The Windstar in Taiohae Bay  

Then, in the course of stowing our stern anchor, we discovered several inches of motor oil in the bilge.  It turned out that one of the gallon bottles of oil (in storage for future oil changes) had sprung a leak.  You can't just pump that sort of thing overboard, you have to pump it into a container, and take it ashore for disposal.  But, of course, we had already deflated and stowed the dinghy.  So we called on our new friends, Frank and Marilyn on Elaine Marie out of Edinburgh Scotland, and they agreed to ferry our containers ashore for us.  We're hoping we run into them again in another anchorage later this season, because we really enjoyed talking with them. 

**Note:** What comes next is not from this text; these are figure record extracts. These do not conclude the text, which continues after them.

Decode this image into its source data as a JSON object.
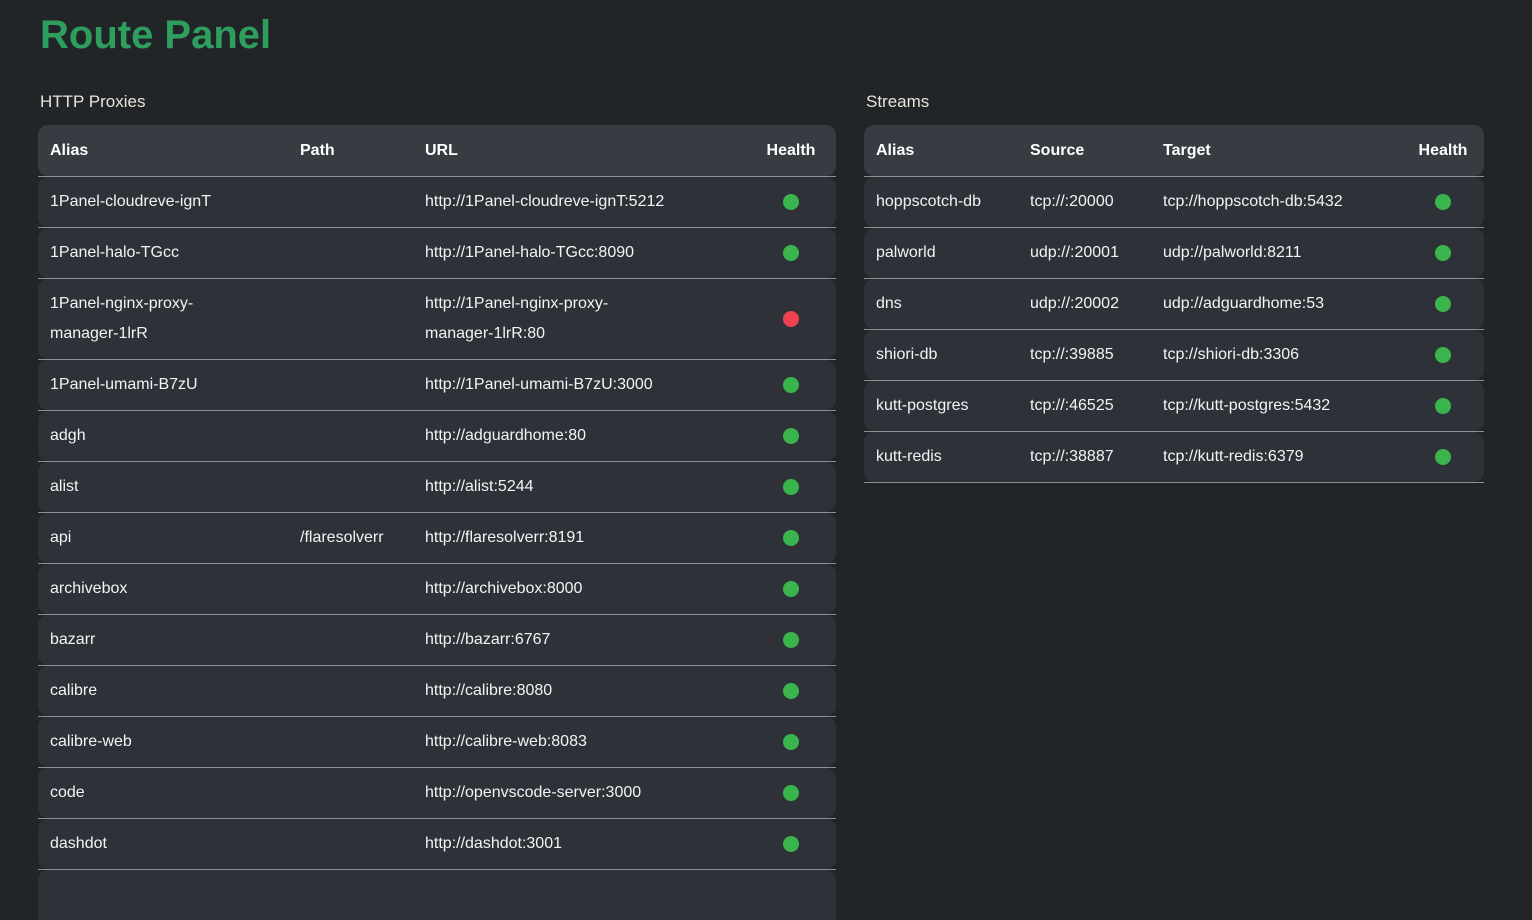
{
  "page": {
    "title": "Route Panel",
    "colors": {
      "background": "#222528",
      "title_green": "#2e9e5e",
      "section_label": "#e9e4d9",
      "row_background": "#2e3238",
      "header_background": "#373b42",
      "cell_text": "#f2f3f5",
      "divider": "#8d9093",
      "status_up": "#3ab54e",
      "status_down": "#ee4150"
    }
  },
  "http_proxies": {
    "label": "HTTP Proxies",
    "columns": [
      "Alias",
      "Path",
      "URL",
      "Health"
    ],
    "overflow_row": true,
    "rows": [
      {
        "alias": "1Panel-cloudreve-ignT",
        "path": "",
        "url": "http://1Panel-cloudreve-ignT:5212",
        "health": "up"
      },
      {
        "alias": "1Panel-halo-TGcc",
        "path": "",
        "url": "http://1Panel-halo-TGcc:8090",
        "health": "up"
      },
      {
        "alias": "1Panel-nginx-proxy-\nmanager-1lrR",
        "path": "",
        "url": "http://1Panel-nginx-proxy-\nmanager-1lrR:80",
        "health": "down"
      },
      {
        "alias": "1Panel-umami-B7zU",
        "path": "",
        "url": "http://1Panel-umami-B7zU:3000",
        "health": "up"
      },
      {
        "alias": "adgh",
        "path": "",
        "url": "http://adguardhome:80",
        "health": "up"
      },
      {
        "alias": "alist",
        "path": "",
        "url": "http://alist:5244",
        "health": "up"
      },
      {
        "alias": "api",
        "path": "/flaresolverr",
        "url": "http://flaresolverr:8191",
        "health": "up"
      },
      {
        "alias": "archivebox",
        "path": "",
        "url": "http://archivebox:8000",
        "health": "up"
      },
      {
        "alias": "bazarr",
        "path": "",
        "url": "http://bazarr:6767",
        "health": "up"
      },
      {
        "alias": "calibre",
        "path": "",
        "url": "http://calibre:8080",
        "health": "up"
      },
      {
        "alias": "calibre-web",
        "path": "",
        "url": "http://calibre-web:8083",
        "health": "up"
      },
      {
        "alias": "code",
        "path": "",
        "url": "http://openvscode-server:3000",
        "health": "up"
      },
      {
        "alias": "dashdot",
        "path": "",
        "url": "http://dashdot:3001",
        "health": "up"
      }
    ]
  },
  "streams": {
    "label": "Streams",
    "columns": [
      "Alias",
      "Source",
      "Target",
      "Health"
    ],
    "overflow_row": false,
    "rows": [
      {
        "alias": "hoppscotch-db",
        "source": "tcp://:20000",
        "target": "tcp://hoppscotch-db:5432",
        "health": "up"
      },
      {
        "alias": "palworld",
        "source": "udp://:20001",
        "target": "udp://palworld:8211",
        "health": "up"
      },
      {
        "alias": "dns",
        "source": "udp://:20002",
        "target": "udp://adguardhome:53",
        "health": "up"
      },
      {
        "alias": "shiori-db",
        "source": "tcp://:39885",
        "target": "tcp://shiori-db:3306",
        "health": "up"
      },
      {
        "alias": "kutt-postgres",
        "source": "tcp://:46525",
        "target": "tcp://kutt-postgres:5432",
        "health": "up"
      },
      {
        "alias": "kutt-redis",
        "source": "tcp://:38887",
        "target": "tcp://kutt-redis:6379",
        "health": "up"
      }
    ]
  }
}
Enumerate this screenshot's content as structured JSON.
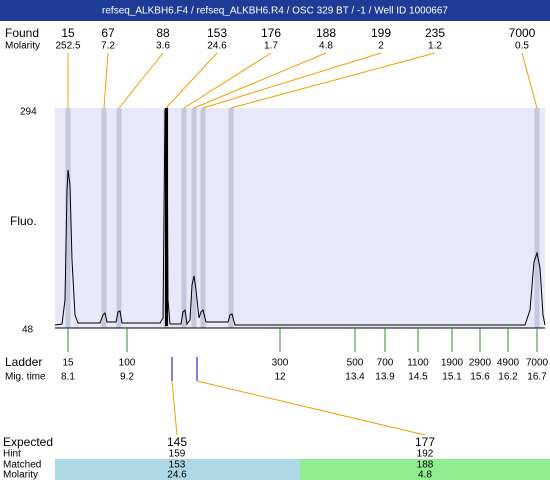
{
  "header": {
    "title": "refseq_ALKBH6.F4 / refseq_ALKBH6.R4 / OSC 329 BT / -1 / Well ID 1000667"
  },
  "found": {
    "label": "Found",
    "molarity_label": "Molarity",
    "peaks": [
      {
        "size": "15",
        "molarity": "252.5"
      },
      {
        "size": "67",
        "molarity": "7.2"
      },
      {
        "size": "88",
        "molarity": "3.6"
      },
      {
        "size": "153",
        "molarity": "24.6"
      },
      {
        "size": "176",
        "molarity": "1.7"
      },
      {
        "size": "188",
        "molarity": "4.8"
      },
      {
        "size": "199",
        "molarity": "2"
      },
      {
        "size": "235",
        "molarity": "1.2"
      },
      {
        "size": "7000",
        "molarity": "0.5"
      }
    ]
  },
  "plot": {
    "y_top": "294",
    "y_bottom": "48",
    "y_label": "Fluo."
  },
  "ladder": {
    "label": "Ladder",
    "mig_label": "Mig. time",
    "entries": [
      {
        "size": "15",
        "time": "8.1"
      },
      {
        "size": "100",
        "time": "9.2"
      },
      {
        "size": "300",
        "time": "12"
      },
      {
        "size": "500",
        "time": "13.4"
      },
      {
        "size": "700",
        "time": "13.9"
      },
      {
        "size": "1100",
        "time": "14.5"
      },
      {
        "size": "1900",
        "time": "15.1"
      },
      {
        "size": "2900",
        "time": "15.6"
      },
      {
        "size": "4900",
        "time": "16.2"
      },
      {
        "size": "7000",
        "time": "16.7"
      }
    ]
  },
  "expected": {
    "labels": [
      "Expected",
      "Hint",
      "Matched",
      "Molarity"
    ],
    "entries": [
      {
        "expected": "145",
        "hint": "159",
        "matched": "153",
        "molarity": "24.6"
      },
      {
        "expected": "177",
        "hint": "192",
        "matched": "188",
        "molarity": "4.8"
      }
    ]
  }
}
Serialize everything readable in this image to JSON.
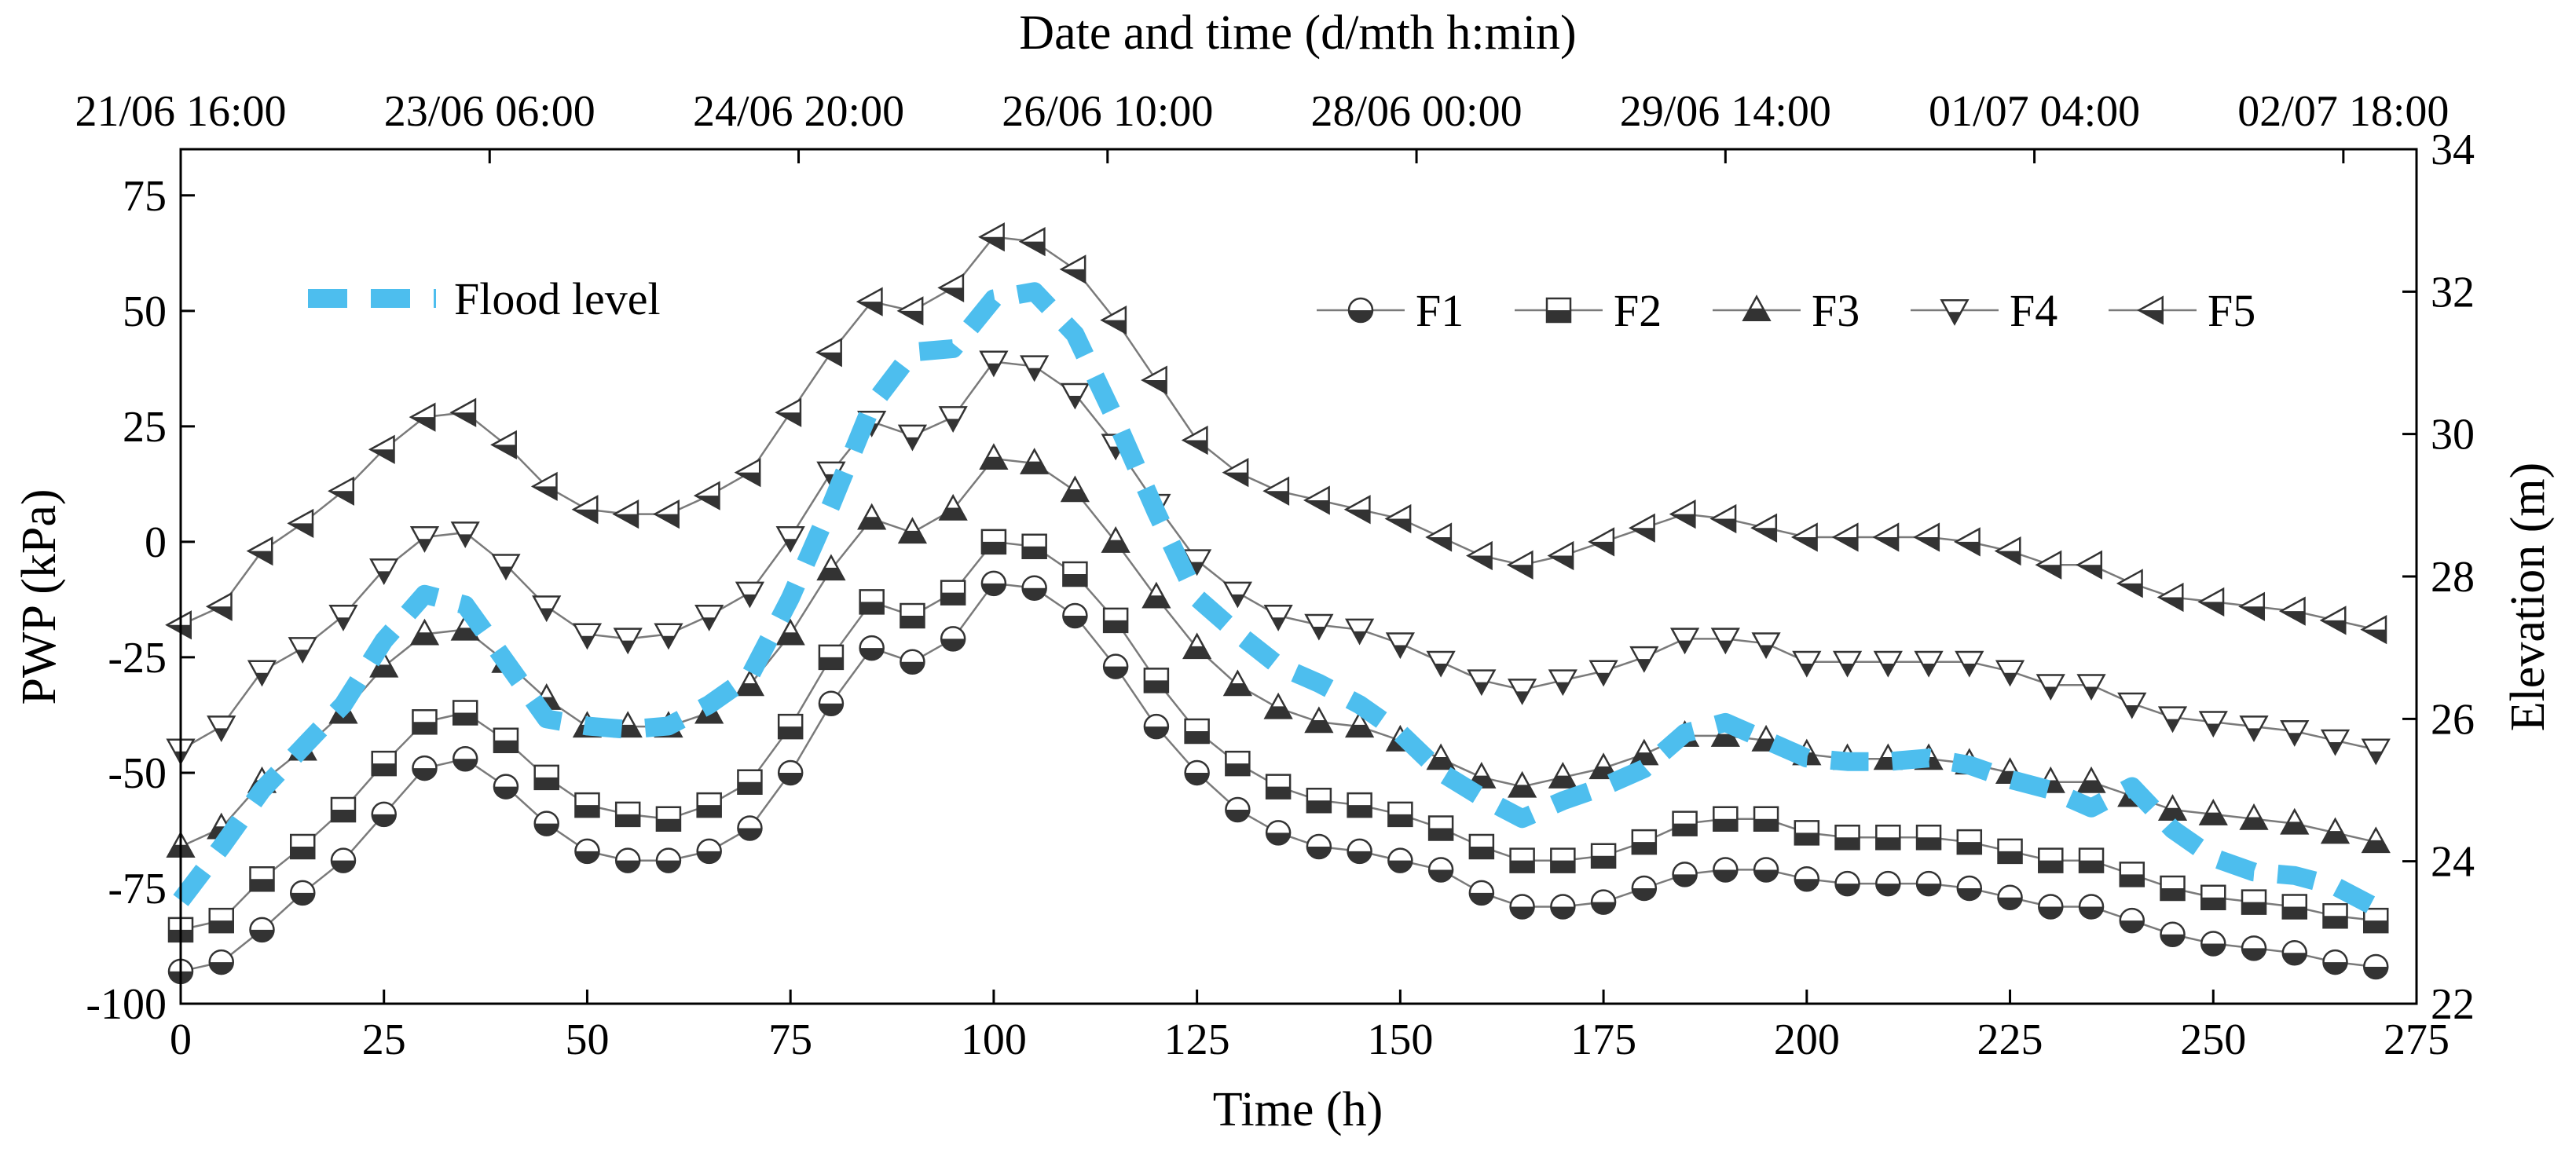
{
  "chart_data": {
    "type": "line",
    "title": "",
    "xlabel": "Time (h)",
    "ylabel": "PWP (kPa)",
    "y2label": "Elevation (m)",
    "x2label": "Date and time (d/mth h:min)",
    "xlim": [
      0,
      275
    ],
    "ylim": [
      -100,
      85
    ],
    "y2lim": [
      22,
      34
    ],
    "x_ticks": [
      0,
      25,
      50,
      75,
      100,
      125,
      150,
      175,
      200,
      225,
      250,
      275
    ],
    "y_ticks": [
      -100,
      -75,
      -50,
      -25,
      0,
      25,
      50,
      75
    ],
    "y2_ticks": [
      22,
      24,
      26,
      28,
      30,
      32,
      34
    ],
    "x2_ticks": [
      {
        "x": 0,
        "label": "21/06 16:00"
      },
      {
        "x": 38,
        "label": "23/06 06:00"
      },
      {
        "x": 76,
        "label": "24/06 20:00"
      },
      {
        "x": 114,
        "label": "26/06 10:00"
      },
      {
        "x": 152,
        "label": "28/06 00:00"
      },
      {
        "x": 190,
        "label": "29/06 14:00"
      },
      {
        "x": 228,
        "label": "01/07 04:00"
      },
      {
        "x": 266,
        "label": "02/07 18:00"
      }
    ],
    "x": [
      0,
      5,
      10,
      15,
      20,
      25,
      30,
      35,
      40,
      45,
      50,
      55,
      60,
      65,
      70,
      75,
      80,
      85,
      90,
      95,
      100,
      105,
      110,
      115,
      120,
      125,
      130,
      135,
      140,
      145,
      150,
      155,
      160,
      165,
      170,
      175,
      180,
      185,
      190,
      195,
      200,
      205,
      210,
      215,
      220,
      225,
      230,
      235,
      240,
      245,
      250,
      255,
      260,
      265,
      270
    ],
    "series": [
      {
        "name": "F1",
        "marker": "circle-half",
        "values": [
          -93,
          -91,
          -84,
          -76,
          -69,
          -59,
          -49,
          -47,
          -53,
          -61,
          -67,
          -69,
          -69,
          -67,
          -62,
          -50,
          -35,
          -23,
          -26,
          -21,
          -9,
          -10,
          -16,
          -27,
          -40,
          -50,
          -58,
          -63,
          -66,
          -67,
          -69,
          -71,
          -76,
          -79,
          -79,
          -78,
          -75,
          -72,
          -71,
          -71,
          -73,
          -74,
          -74,
          -74,
          -75,
          -77,
          -79,
          -79,
          -82,
          -85,
          -87,
          -88,
          -89,
          -91,
          -92
        ]
      },
      {
        "name": "F2",
        "marker": "square-half",
        "values": [
          -84,
          -82,
          -73,
          -66,
          -58,
          -48,
          -39,
          -37,
          -43,
          -51,
          -57,
          -59,
          -60,
          -57,
          -52,
          -40,
          -25,
          -13,
          -16,
          -11,
          0,
          -1,
          -7,
          -17,
          -30,
          -41,
          -48,
          -53,
          -56,
          -57,
          -59,
          -62,
          -66,
          -69,
          -69,
          -68,
          -65,
          -61,
          -60,
          -60,
          -63,
          -64,
          -64,
          -64,
          -65,
          -67,
          -69,
          -69,
          -72,
          -75,
          -77,
          -78,
          -79,
          -81,
          -82
        ]
      },
      {
        "name": "F3",
        "marker": "triangle-up-half",
        "values": [
          -66,
          -62,
          -52,
          -45,
          -37,
          -27,
          -20,
          -19,
          -26,
          -34,
          -40,
          -40,
          -40,
          -37,
          -31,
          -20,
          -6,
          5,
          2,
          7,
          18,
          17,
          11,
          0,
          -12,
          -23,
          -31,
          -36,
          -39,
          -40,
          -43,
          -47,
          -51,
          -53,
          -51,
          -49,
          -46,
          -42,
          -42,
          -43,
          -46,
          -47,
          -47,
          -47,
          -48,
          -50,
          -52,
          -52,
          -55,
          -58,
          -59,
          -60,
          -61,
          -63,
          -65
        ]
      },
      {
        "name": "F4",
        "marker": "triangle-down-half",
        "values": [
          -45,
          -40,
          -28,
          -23,
          -16,
          -6,
          1,
          2,
          -5,
          -14,
          -20,
          -21,
          -20,
          -16,
          -11,
          1,
          15,
          26,
          23,
          27,
          39,
          38,
          32,
          21,
          8,
          -4,
          -11,
          -16,
          -18,
          -19,
          -22,
          -26,
          -30,
          -32,
          -30,
          -28,
          -25,
          -21,
          -21,
          -22,
          -26,
          -26,
          -26,
          -26,
          -26,
          -28,
          -31,
          -31,
          -35,
          -38,
          -39,
          -40,
          -41,
          -43,
          -45
        ]
      },
      {
        "name": "F5",
        "marker": "triangle-left-half",
        "values": [
          -18,
          -14,
          -2,
          4,
          11,
          20,
          27,
          28,
          21,
          12,
          7,
          6,
          6,
          10,
          15,
          28,
          41,
          52,
          50,
          55,
          66,
          65,
          59,
          48,
          35,
          22,
          15,
          11,
          9,
          7,
          5,
          1,
          -3,
          -5,
          -3,
          0,
          3,
          6,
          5,
          3,
          1,
          1,
          1,
          1,
          0,
          -2,
          -5,
          -5,
          -9,
          -12,
          -13,
          -14,
          -15,
          -17,
          -19
        ]
      },
      {
        "name": "Flood level",
        "axis": "right",
        "style": "dashed-thick",
        "color": "#4DBEEE",
        "x": [
          0,
          5,
          10,
          15,
          20,
          25,
          30,
          35,
          40,
          45,
          50,
          55,
          60,
          65,
          70,
          75,
          80,
          85,
          90,
          95,
          100,
          105,
          110,
          115,
          120,
          125,
          130,
          135,
          140,
          145,
          150,
          155,
          160,
          165,
          170,
          175,
          180,
          185,
          190,
          195,
          200,
          205,
          210,
          215,
          220,
          225,
          230,
          235,
          240,
          245,
          250,
          255,
          260,
          265,
          270
        ],
        "values": [
          23.45,
          24.2,
          25.0,
          25.6,
          26.2,
          27.1,
          27.75,
          27.6,
          26.8,
          26.0,
          25.9,
          25.85,
          25.9,
          26.2,
          26.6,
          27.7,
          29.0,
          30.4,
          31.15,
          31.2,
          31.9,
          32.0,
          31.4,
          30.2,
          28.9,
          27.7,
          27.2,
          26.75,
          26.5,
          26.2,
          25.8,
          25.25,
          24.9,
          24.6,
          24.85,
          25.05,
          25.3,
          25.8,
          25.95,
          25.7,
          25.45,
          25.4,
          25.4,
          25.45,
          25.35,
          25.15,
          25.0,
          24.75,
          25.05,
          24.45,
          24.05,
          23.85,
          23.8,
          23.65,
          23.35
        ]
      }
    ],
    "legend": {
      "flood_label": "Flood level",
      "series_labels": [
        "F1",
        "F2",
        "F3",
        "F4",
        "F5"
      ],
      "placement": "top"
    },
    "colors": {
      "flood": "#4DBEEE",
      "line": "#7a7a7a",
      "marker_fill": "#333333",
      "axis": "#000000"
    }
  }
}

We decided to set out that afternoon, notwithstanding the fact that there was a forecast for virtually no wind.  We had managed to get our diesel tanks full, four jerry cans at a time, so we actually had enough fuel to get to Papeete (the capital of Tahiti, home of actual fuel docks that you can tie up to, and not worry about hoses bursting).

 
The first several days of the passage were indeed motoring days.  The ocean was calm, and at night the stars were brilliant, with lots of phosphoresnce in the water.  The phosphorescent jellyfish (at least that's what we assume they were) were the most spectacular.  As each passed out from under the stern of the boat, it looked like an underwater depth charge exploding, and then visible for several hundred feet behind.  A couple of days ago the wind showed up, and we had idyllic sailing conditions.  The water looked like Puget Sound on a spring day, not the middle of the ocean.  With virtually no swells, we flew along. 

 

Mark at the helm, working on his tan

Craig, relaxing in pleasant weather

Conditions were perfect for teaching Mark the preliminaries of sail handling.  More recently the wind has dropped, but we have still been sailing at a pretty good clip.  In fact, we've had a hard time slowing down enough to time our arrival at Tahanea with the tides.  Today, in 10 knots of wind we were sailing with two reefs in the main and just a scrap of the genny, and still making 4-5 knots.  (For you non-sailors, that's very fast for those conditions).  Now the wind has died, and we are slowly motoring between these unseen bits of tropical paradise.  At least that's what we're hoping for. 

Well, that's probably enough for 3:30 a.m.  My watch will end shortly, and I can go back to bed!  More later!